To: DFG
We didn’t have slavery in NY so what is she talking about?
13 posted on
12/19/2023 12:01:10 PM PST by
jimwatx
To: jimwatx
After looking it up I guess I was wrong.
15 posted on
12/19/2023 12:02:55 PM PST by
jimwatx
To: jimwatx
To: jimwatx
“We didn’t have slavery in NY so what is she talking about?”
You did have slavery in New York.
It was not until March 31, 1817 that the New York legislature ended two centuries of slavery within its borders, setting July 4, 1827 as the date of final emancipation and making New York the first state to pass a law for the total abolition of legal slavery. When Emancipation Day finally arrived, the number of slaves freed was roughly 4,600 men, women and children or about 11% of the black population living in New York.
To: jimwatx
That's nothing.
Before it became New York it was called New Amsterdam!
Why is that important?
Well ..
The Royal African Company
Chartered by Charles II in 1672 and headed by his brother the Duke of York for more than two decades, the Royal African Company held a monopoly on trade with Africa which included gold, silver and slaves.
From 1680-86, the company transported an average of 5,000 slaves per year, most of which were shipped to colonies in the Caribbean and Virginia.

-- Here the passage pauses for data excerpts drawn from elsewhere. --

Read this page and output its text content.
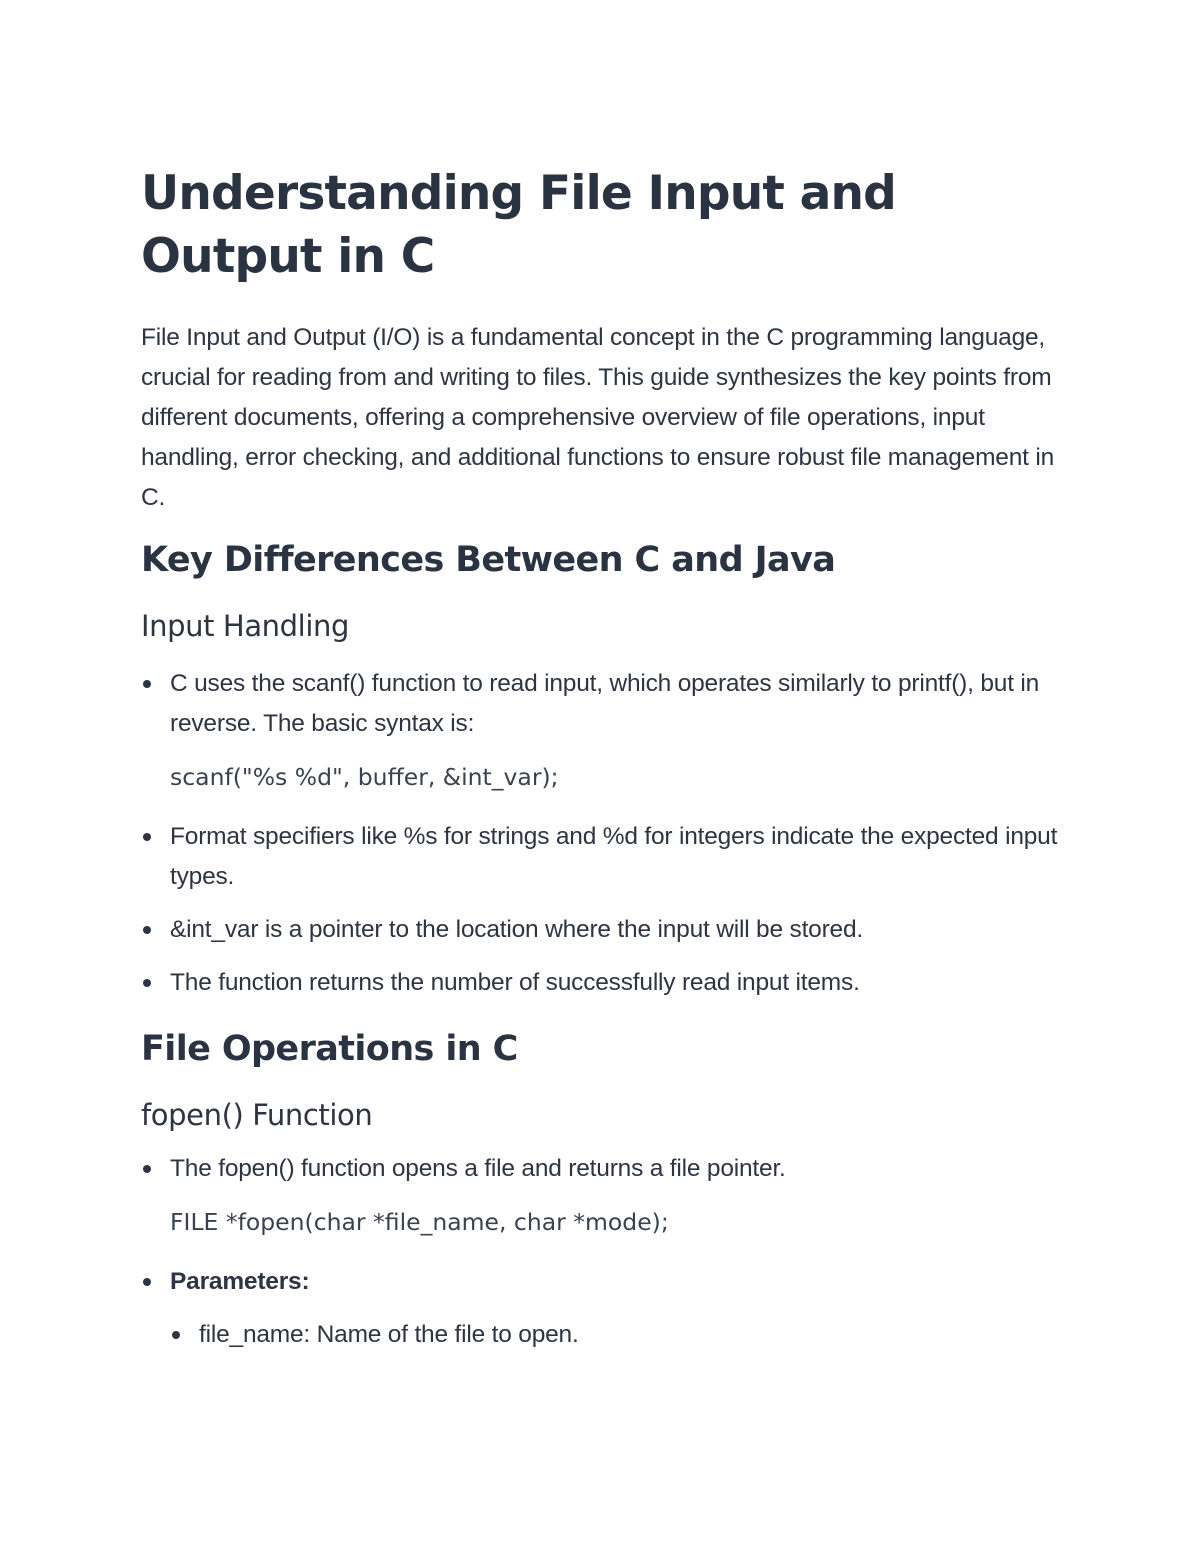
Understanding File Input and Output in C

File Input and Output (I/O) is a fundamental concept in the C programming language, crucial for reading from and writing to files. This guide synthesizes the key points from different documents, offering a comprehensive overview of file operations, input handling, error checking, and additional functions to ensure robust file management in C.

Key Differences Between C and Java
Input Handling
C uses the scanf() function to read input, which operates similarly to printf(), but in reverse. The basic syntax is:
scanf("%s %d", buffer, &int_var);
Format specifiers like %s for strings and %d for integers indicate the expected input types.
&int_var is a pointer to the location where the input will be stored.
The function returns the number of successfully read input items.
File Operations in C
fopen() Function
The fopen() function opens a file and returns a file pointer.
FILE *fopen(char *file_name, char *mode);
Parameters:
file_name: Name of the file to open.
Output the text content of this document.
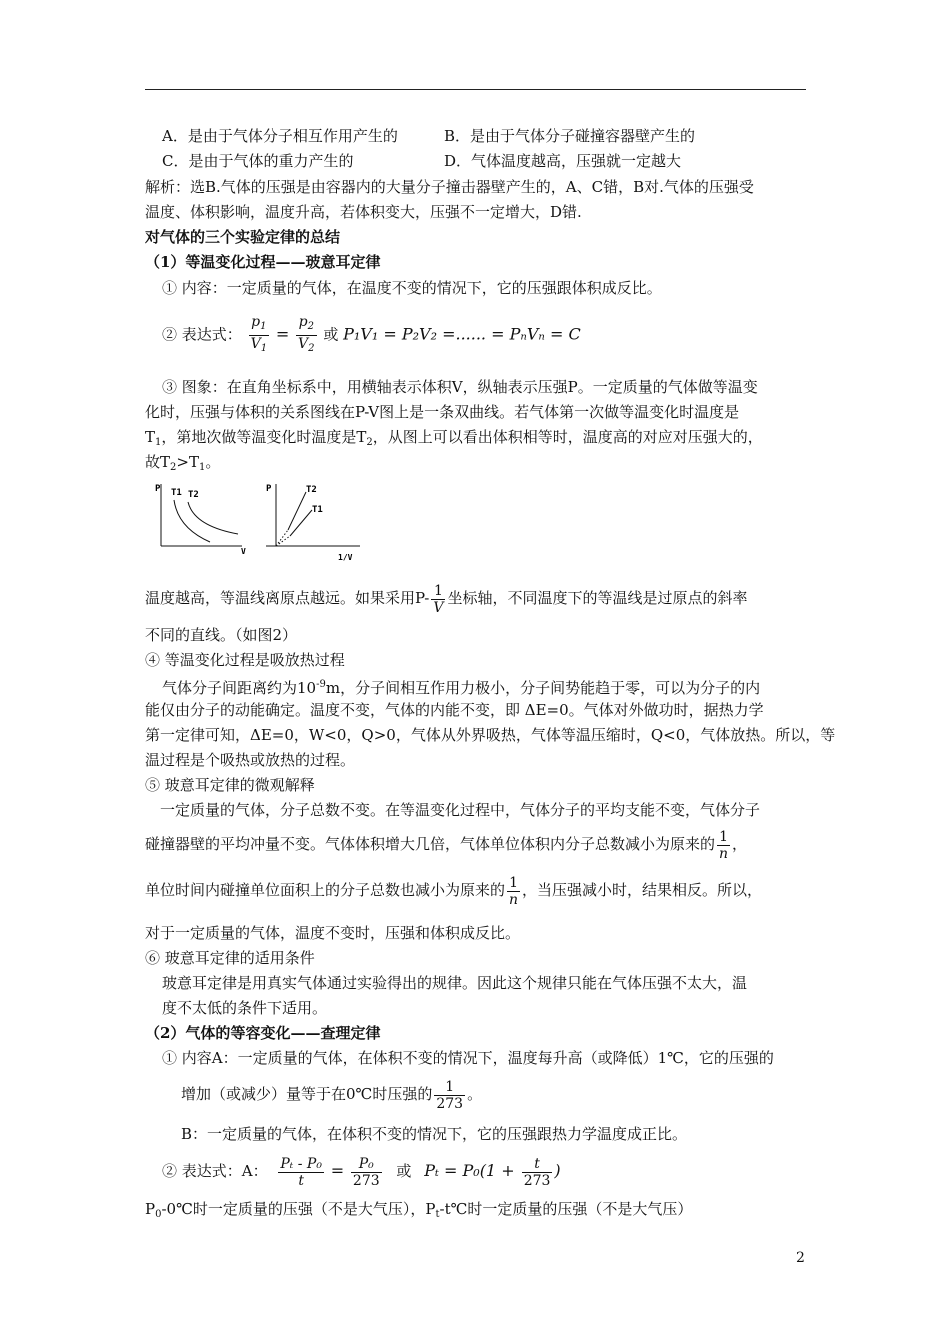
A．是由于气体分子相互作用产生的	B．是由于气体分子碰撞容器壁产生的
C．是由于气体的重力产生的	D．气体温度越高，压强就一定越大
解析：选B.气体的压强是由容器内的大量分子撞击器壁产生的，A、C错，B对.气体的压强受
温度、体积影响，温度升高，若体积变大，压强不一定增大，D错.
对气体的三个实验定律的总结
（1）等温变化过程——玻意耳定律
① 内容：一定质量的气体，在温度不变的情况下，它的压强跟体积成反比。
② 表达式： $\frac{p_1}{V_1} = \frac{p_2}{V_2}$ 或 P₁V₁ = P₂V₂ =...... = PₙVₙ = C
③ 图象：在直角坐标系中，用横轴表示体积V，纵轴表示压强P。一定质量的气体做等温变
化时，压强与体积的关系图线在P-V图上是一条双曲线。若气体第一次做等温变化时温度是
$T_1$，第地次做等温变化时温度是$T_2$，从图上可以看出体积相等时，温度高的对应对压强大的，
故$T_2>T_1$。
P
V
T1 T2
P
1/V
T2
T1
温度越高，等温线离原点越远。如果采用$P- \frac{1}{V}$ 坐标轴，不同温度下的等温线是过原点的斜率
不同的直线。（如图2）
④ 等温变化过程是吸放热过程
气体分子间距离约为$10^{-9}m$，分子间相互作用力极小，分子间势能趋于零，可以为分子的内
能仅由分子的动能确定。温度不变，气体的内能不变，即 ΔE=0。气体对外做功时，据热力学
第一定律可知，ΔE=0，W<0，Q>0，气体从外界吸热，气体等温压缩时，Q<0，气体放热。所以，等
温过程是个吸热或放热的过程。
⑤ 玻意耳定律的微观解释
一定质量的气体，分子总数不变。在等温变化过程中，气体分子的平均支能不变，气体分子
碰撞器壁的平均冲量不变。气体体积增大几倍，气体单位体积内分子总数减小为原来的 $\frac{1}{n}$ ，
单位时间内碰撞单位面积上的分子总数也减小为原来的 $\frac{1}{n}$ ，当压强减小时，结果相反。所以，
对于一定质量的气体，温度不变时，压强和体积成反比。
⑥ 玻意耳定律的适用条件
玻意耳定律是用真实气体通过实验得出的规律。因此这个规律只能在气体压强不太大，温
度不太低的条件下适用。
（2）气体的等容变化——查理定律
① 内容A：一定质量的气体，在体积不变的情况下，温度每升高（或降低）1℃，它的压强的
增加（或减少）量等于在0℃时压强的 $\frac{1}{273}$ 。
B：一定质量的气体，在体积不变的情况下，它的压强跟热力学温度成正比。
② 表达式：A： $\frac{\text{Pₜ - P₀}}{t} = \frac{\text{P₀}}{273}$ 或 $P_t = P_0(1 + \frac{t}{273}$ )
$P_0-0℃$时一定质量的压强（不是大气压），$P_t-t℃$时一定质量的压强（不是大气压）
2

Thousands of slaves arrived in the New World with the company’s initials branded on their chests.
Why did I think it important to post this very short history of a company that probably few have ever heard of?
New York!
Since the Virtue Signalers are demanding that everything that is offensive to blacks be torn down or renamed .. why not start with New York?
After all, New York was named after the great Trader of African Slaves, the head of The Royal African Company ... King James II, also known as the Duke of York.
(Heck .. The family that owns the New York Times were slaveholders!)
49 posted on
12/23/2023 2:06:43 PM PST by
justme4now
(Our Right's are God given and I don't need permission from politicians or courts to exercise them!)